Chik-Fil-A is one of the many, many, many things hated with the white-hot passion of a million exploding suns by the progressive left because its owners committed the unforgivable sin of disagreeing with them on the issue of gay marriage and are, therefore, a million times worse than Hitler, Genghis Khan, Gul Dukat, and Tamerlane combined. (That last reference should send some of our leftist participants to the Google machine.)
As a result, Chik-Fil-A is nicknamed “H8 Chicken” by people who are cheeky and fun, and also by dour leftists who are cruel and tragic. I use the name “Hate Chicken” in the former sense, as I do with all my affectionate nicknames.

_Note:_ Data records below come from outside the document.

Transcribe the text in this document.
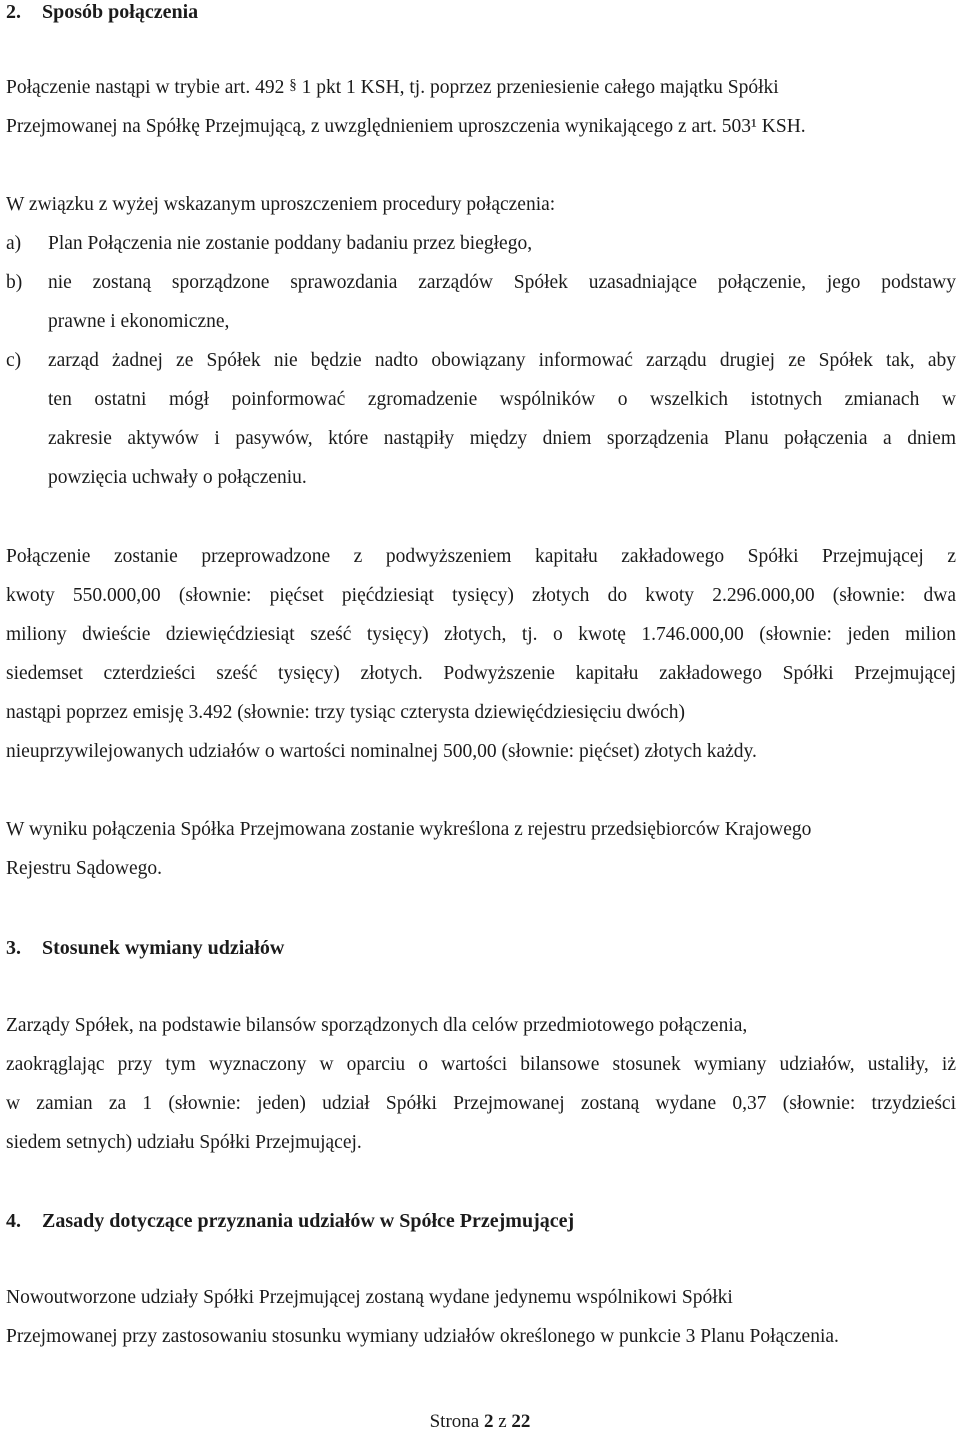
2. Sposób połączenia
Połączenie nastąpi w trybie art. 492 § 1 pkt 1 KSH, tj. poprzez przeniesienie całego majątku Spółki
Przejmowanej na Spółkę Przejmującą, z uwzględnieniem uproszczenia wynikającego z art. 503¹ KSH.
W związku z wyżej wskazanym uproszczeniem procedury połączenia:
a) Plan Połączenia nie zostanie poddany badaniu przez biegłego,
b) nie zostaną sporządzone sprawozdania zarządów Spółek uzasadniające połączenie, jego podstawy
prawne i ekonomiczne,
c) zarząd żadnej ze Spółek nie będzie nadto obowiązany informować zarządu drugiej ze Spółek tak, aby
ten ostatni mógł poinformować zgromadzenie wspólników o wszelkich istotnych zmianach w
zakresie aktywów i pasywów, które nastąpiły między dniem sporządzenia Planu połączenia a dniem
powzięcia uchwały o połączeniu.
Połączenie zostanie przeprowadzone z podwyższeniem kapitału zakładowego Spółki Przejmującej z
kwoty 550.000,00 (słownie: pięćset pięćdziesiąt tysięcy) złotych do kwoty 2.296.000,00 (słownie: dwa
miliony dwieście dziewięćdziesiąt sześć tysięcy) złotych, tj. o kwotę 1.746.000,00 (słownie: jeden milion
siedemset czterdzieści sześć tysięcy) złotych. Podwyższenie kapitału zakładowego Spółki Przejmującej
nastąpi poprzez emisję 3.492 (słownie: trzy tysiąc czterysta dziewięćdziesięciu dwóch)
nieuprzywilejowanych udziałów o wartości nominalnej 500,00 (słownie: pięćset) złotych każdy.
W wyniku połączenia Spółka Przejmowana zostanie wykreślona z rejestru przedsiębiorców Krajowego
Rejestru Sądowego.
3. Stosunek wymiany udziałów
Zarządy Spółek, na podstawie bilansów sporządzonych dla celów przedmiotowego połączenia,
zaokrąglając przy tym wyznaczony w oparciu o wartości bilansowe stosunek wymiany udziałów, ustaliły, iż
w zamian za 1 (słownie: jeden) udział Spółki Przejmowanej zostaną wydane 0,37 (słownie: trzydzieści
siedem setnych) udziału Spółki Przejmującej.
4. Zasady dotyczące przyznania udziałów w Spółce Przejmującej
Nowoutworzone udziały Spółki Przejmującej zostaną wydane jedynemu wspólnikowi Spółki
Przejmowanej przy zastosowaniu stosunku wymiany udziałów określonego w punkcie 3 Planu Połączenia.
Strona 2 z 22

Anyway, guess what those hate-filled haters at H8 Chicken were up to this week: Providing free hate sandwiches to drivers stranded when ManBearPig (a cheeky fun name for what the dour left calls Climate Change) struck metropolitan Atlanta this week.
Some of the drivers had been stuck in their cars for nearly seven hours without any food or water. So the staff of the Chick-fil-A decided to lend a helping hand.
“We cooked several hundred sandwiches and stood out on both sides of 280 and handed out the sandwiches to anyone we could get to – as long as we had food to give out.”
The staffers braved the falling snow and ice, slipping and sliding, as they offered hot juicy chicken breasts tucked between two buttered buns. And Chick-fil-A refused to take a single penny for their sandwiches.
The meal was a gift – no strings attached.
Sigh. So much hate in the world. How can a tender heart bear it?